そんな二人に、リオンが冷たい視線向けた。
「二人とも、暴れるなら出てって」
彼女がそう言い放つと、彼らは借りてきた猫のように大人しく席に座りなおした。
リオン、恐るべし。
やはり俺達の胃袋を掌握している存在は格が違った。
冷や汗を浮かべたエリックさんは話題を逸らそうとしたのか、声を若干震わせながらこちらへ話しかけてきた。

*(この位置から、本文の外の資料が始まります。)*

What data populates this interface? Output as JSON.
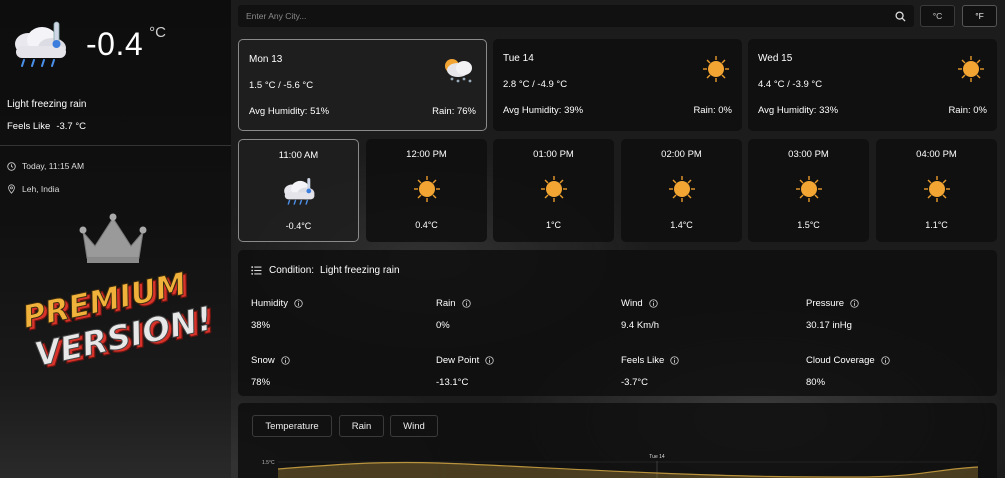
{
  "current": {
    "temp": "-0.4",
    "unit": "°C",
    "condition": "Light freezing rain",
    "feels_like_label": "Feels Like",
    "feels_like_value": "-3.7 °C",
    "datetime": "Today, 11:15 AM",
    "location": "Leh, India",
    "icon": "cloud-rain-thermometer-icon"
  },
  "promo": {
    "line1": "PREMIUM",
    "line2": "VERSION!"
  },
  "search": {
    "placeholder": "Enter Any City..."
  },
  "units": {
    "celsius": "°C",
    "fahrenheit": "°F"
  },
  "days": [
    {
      "day": "Mon 13",
      "range": "1.5 °C / -5.6 °C",
      "humidity": "Avg Humidity: 51%",
      "rain": "Rain: 76%",
      "icon": "sun-cloud-snow-icon"
    },
    {
      "day": "Tue 14",
      "range": "2.8 °C / -4.9 °C",
      "humidity": "Avg Humidity: 39%",
      "rain": "Rain: 0%",
      "icon": "sun-icon"
    },
    {
      "day": "Wed 15",
      "range": "4.4 °C / -3.9 °C",
      "humidity": "Avg Humidity: 33%",
      "rain": "Rain: 0%",
      "icon": "sun-icon"
    }
  ],
  "hours": [
    {
      "time": "11:00 AM",
      "temp": "-0.4°C",
      "icon": "cloud-rain-thermometer-icon"
    },
    {
      "time": "12:00 PM",
      "temp": "0.4°C",
      "icon": "sun-icon"
    },
    {
      "time": "01:00 PM",
      "temp": "1°C",
      "icon": "sun-icon"
    },
    {
      "time": "02:00 PM",
      "temp": "1.4°C",
      "icon": "sun-icon"
    },
    {
      "time": "03:00 PM",
      "temp": "1.5°C",
      "icon": "sun-icon"
    },
    {
      "time": "04:00 PM",
      "temp": "1.1°C",
      "icon": "sun-icon"
    }
  ],
  "details": {
    "condition_label": "Condition:",
    "condition_value": "Light freezing rain",
    "stats": [
      {
        "label": "Humidity",
        "value": "38%"
      },
      {
        "label": "Rain",
        "value": "0%"
      },
      {
        "label": "Wind",
        "value": "9.4 Km/h"
      },
      {
        "label": "Pressure",
        "value": "30.17 inHg"
      },
      {
        "label": "Snow",
        "value": "78%"
      },
      {
        "label": "Dew Point",
        "value": "-13.1°C"
      },
      {
        "label": "Feels Like",
        "value": "-3.7°C"
      },
      {
        "label": "Cloud Coverage",
        "value": "80%"
      }
    ]
  },
  "chart": {
    "tabs": [
      "Temperature",
      "Rain",
      "Wind"
    ],
    "y_tick": "1.5°C",
    "x_marker": "Tue 14"
  },
  "colors": {
    "accent_sun": "#f2a533",
    "chart_line": "#b8923c"
  }
}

「ミリアくんが君の護衛に納得していなくとも、その実力は彼女自身の経歴が証明している。だから、身の安全という意味では君は安心してもいい」
「そ、そんなすごい人だったんですね……」
突然家の裏にテントは作るわ、サバイバル生活を素でやろうとするわで、ちょっとぶっ飛んだ人なのかと思ったけれど、エリックさんのお墨付きがあるほどとは……。
内心で驚いていると、エリックさんが続ける。
「しかし、護衛としてやってきている彼女との不和はよくないことだな。だが、間違ってはいけないのは、彼女自身がハルマ君の護衛を拒否しているわけではないことだ」
「え、そうなんですか? てっきり、嫌われているとばかり……」
「そうだとしたら、君とは最低限の会話しかしないさ。ハルマ君、本当に嫌っている人にはね、会おうとすらしないんだ」
その言葉を聞いて、エリックさんとラングロンさんのやり取りを思い出した。
二人は顔を会わせるたびに罵り合うような間柄だが、仲が悪いとは思わない。
「恐らく、彼女はハルマ君の護衛が気に入らないのではなく、この村……いや、田舎に派遣されてしまったことが不満なのだろう。加えて、その護衛任務が長期なものになるとなれば……」
「あぁ、なるほど」
そこまで説明されて、俺もようやく理解できた。
ミリアは、自分が俺の世界で言う『左遷』にあったと思っているんだろう。